Nato ad Avellino nel 1953 e subito trasferitosi in Toscana, Antonio Manzi attraversa un’infanzia tormentata in un paese che sta sperimentando cambiamenti epocali, arrivando poi a vivere, in piena adolescenza, la straordinaria catarsi che lo condurrà a realizzare opere capaci di riconciliarlo con l’esistenza. Un viaggio dantesco attraverso l’arte, che lo purifica dai demoni consacrando la sua arte in tutto il mondo. “Da bambino mia madre, molto preoccupata, mi chiedeva cosa volessi fare da grande. Io rispondevo: il Manzi!” – racconta divertito, e continua: “Con questo voglio dire che, sebbene sapessi benissimo di voler diventare un artista, all’epoca non ero ancora stato contaminato da alcuna corrente o grande maestro. Da giovani è difficile essere se stessi, si impara dagli altri e si trova più tardi la propria strada: io invece sono stato sempre soltanto il Manzi”.

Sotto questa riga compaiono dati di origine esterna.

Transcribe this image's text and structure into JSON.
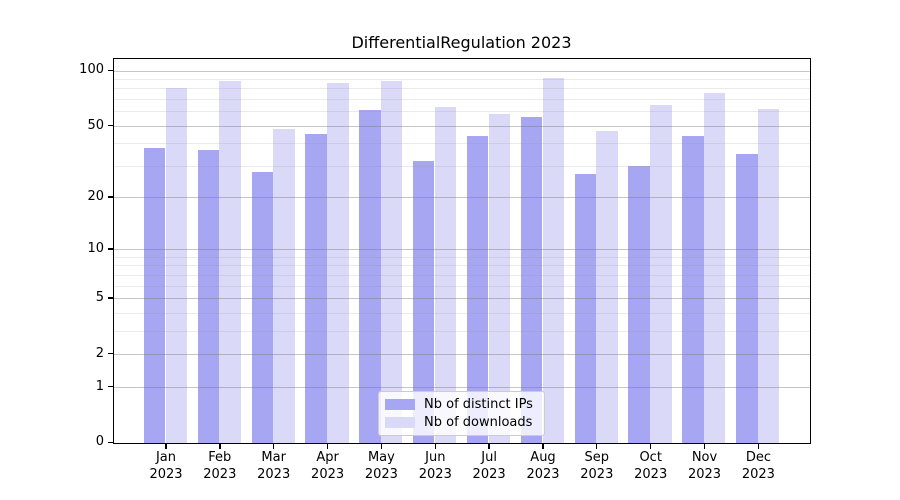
{
  "chart_data": {
    "type": "bar",
    "title": "DifferentialRegulation 2023",
    "categories": [
      "Jan",
      "Feb",
      "Mar",
      "Apr",
      "May",
      "Jun",
      "Jul",
      "Aug",
      "Sep",
      "Oct",
      "Nov",
      "Dec"
    ],
    "category_year": "2023",
    "series": [
      {
        "name": "Nb of distinct IPs",
        "color": "#a6a6f2",
        "values": [
          38,
          37,
          28,
          45,
          61,
          32,
          44,
          56,
          27,
          30,
          44,
          35
        ]
      },
      {
        "name": "Nb of downloads",
        "color": "#dadaf8",
        "values": [
          81,
          88,
          48,
          86,
          88,
          64,
          58,
          92,
          47,
          65,
          76,
          62
        ]
      }
    ],
    "yscale": "log10(1+x)",
    "yticks": [
      0,
      1,
      2,
      5,
      10,
      20,
      50,
      100
    ],
    "minor_yticks": [
      3,
      4,
      6,
      7,
      8,
      9,
      30,
      40,
      60,
      70,
      80,
      90
    ],
    "ylim": [
      0,
      117
    ],
    "grid": true,
    "legend_position": "lower center inside plot",
    "colors": {
      "bar_distinct_ips": "#a6a6f2",
      "bar_downloads": "#dadaf8",
      "grid_major": "rgba(120,120,120,0.42)",
      "grid_minor": "rgba(150,150,150,0.20)",
      "axis": "#000000",
      "text": "#000000",
      "legend_border": "#cccccc",
      "legend_background": "rgba(255,255,255,0.8)"
    }
  }
}
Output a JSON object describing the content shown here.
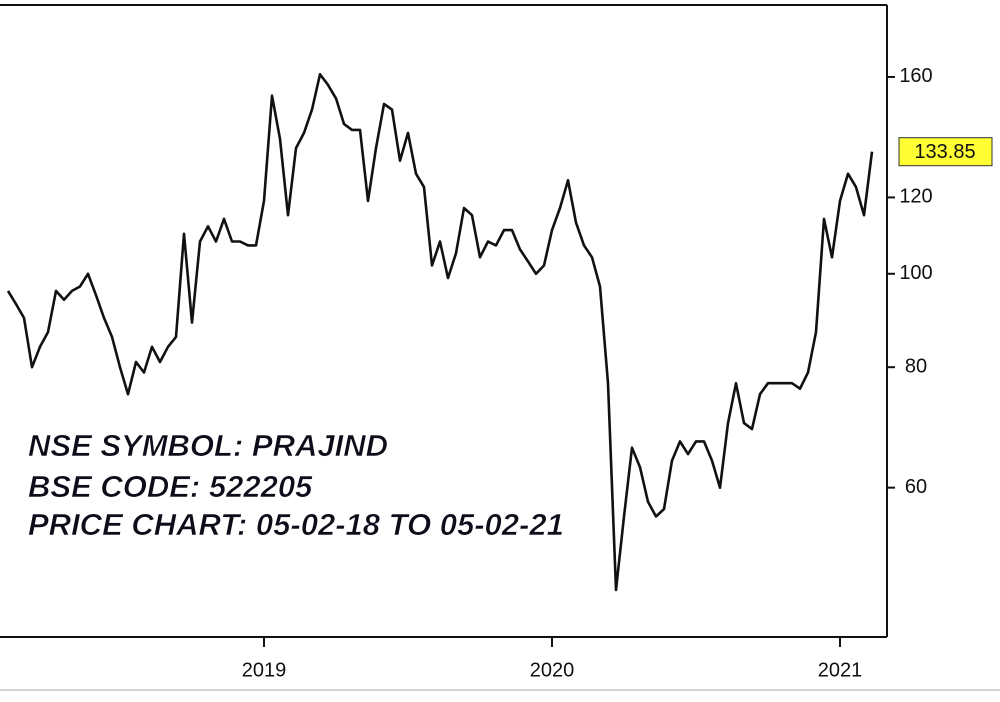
{
  "chart_data": {
    "type": "line",
    "annotations": [
      "NSE SYMBOL: PRAJIND",
      "BSE CODE: 522205",
      "PRICE CHART: 05-02-18 TO 05-02-21"
    ],
    "categories": [
      null,
      null,
      null,
      null,
      null,
      null,
      null,
      null,
      null,
      null,
      null,
      null,
      null,
      null,
      null,
      null,
      null,
      null,
      null,
      null,
      null,
      null,
      null,
      null,
      null,
      null,
      null,
      null,
      null,
      null,
      null,
      null,
      "2019",
      null,
      null,
      null,
      null,
      null,
      null,
      null,
      null,
      null,
      null,
      null,
      null,
      null,
      null,
      null,
      null,
      null,
      null,
      null,
      null,
      null,
      null,
      null,
      null,
      null,
      null,
      null,
      null,
      null,
      null,
      null,
      null,
      null,
      null,
      null,
      "2020",
      null,
      null,
      null,
      null,
      null,
      null,
      null,
      null,
      null,
      null,
      null,
      null,
      null,
      null,
      null,
      null,
      null,
      null,
      null,
      null,
      null,
      null,
      null,
      null,
      null,
      null,
      null,
      null,
      null,
      null,
      null,
      null,
      null,
      null,
      null,
      "2021",
      null,
      null,
      null,
      null
    ],
    "values": [
      96,
      93,
      90,
      80,
      84,
      87,
      96,
      94,
      96,
      97,
      100,
      95,
      90,
      86,
      80,
      75,
      81,
      79,
      84,
      81,
      84,
      86,
      110,
      89,
      108,
      112,
      108,
      114,
      108,
      108,
      107,
      107,
      119,
      153,
      138,
      115,
      135,
      140,
      148,
      161,
      157,
      152,
      143,
      141,
      141,
      119,
      135,
      150,
      148,
      131,
      140,
      127,
      123,
      102,
      108,
      99,
      105,
      117,
      115,
      104,
      108,
      107,
      111,
      111,
      106,
      103,
      100,
      102,
      111,
      117,
      125,
      113,
      107,
      104,
      97,
      77,
      47,
      56,
      66,
      63,
      58,
      56,
      57,
      64,
      67,
      65,
      67,
      67,
      64,
      60,
      70,
      77,
      70,
      69,
      75,
      77,
      77,
      77,
      77,
      76,
      79,
      87,
      114,
      104,
      119,
      127,
      123,
      115,
      133.85
    ],
    "value_labels": [
      null,
      null,
      null,
      null,
      null,
      null,
      null,
      null,
      null,
      null,
      null,
      null,
      null,
      null,
      null,
      null,
      null,
      null,
      null,
      null,
      null,
      null,
      null,
      null,
      null,
      null,
      null,
      null,
      null,
      null,
      null,
      null,
      null,
      null,
      null,
      null,
      null,
      null,
      null,
      null,
      null,
      null,
      null,
      null,
      null,
      null,
      null,
      null,
      null,
      null,
      null,
      null,
      null,
      null,
      null,
      null,
      null,
      null,
      null,
      null,
      null,
      null,
      null,
      null,
      null,
      null,
      null,
      null,
      null,
      null,
      null,
      null,
      null,
      null,
      null,
      null,
      null,
      null,
      null,
      null,
      null,
      null,
      null,
      null,
      null,
      null,
      null,
      null,
      null,
      null,
      null,
      null,
      null,
      null,
      null,
      null,
      null,
      null,
      null,
      null,
      null,
      null,
      null,
      null,
      null,
      null,
      null,
      null,
      "133.85"
    ],
    "color": "#111111",
    "label_color": "#ffff33",
    "ylim": [
      42,
      190
    ],
    "yticks": [
      60,
      80,
      100,
      120,
      160
    ],
    "log_y": true
  }
}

“Raramente si incrociano storie incredibili come quella di Antonio – racconta Savelli – un uomo che è riuscito a commutare traversie violentissime in un viaggio artistico così potente. Manzi non si troverà fisicamente sul palcoscenico, ma sarà in teatro con noi per il debutto, sia seduto in platea che al centro di ogni attimo dello spettacolo, perché è stato attraverso i suoi racconti che ho potuto realizzare questo testo, mescolando immagini, parola, poesia, danza, luci e colori. Antonio ha seguito “Inferno” dal suo nascere alla forma compiuta, con enorme delicatezza e fiducia, costituendone costantemente il motore più importante”.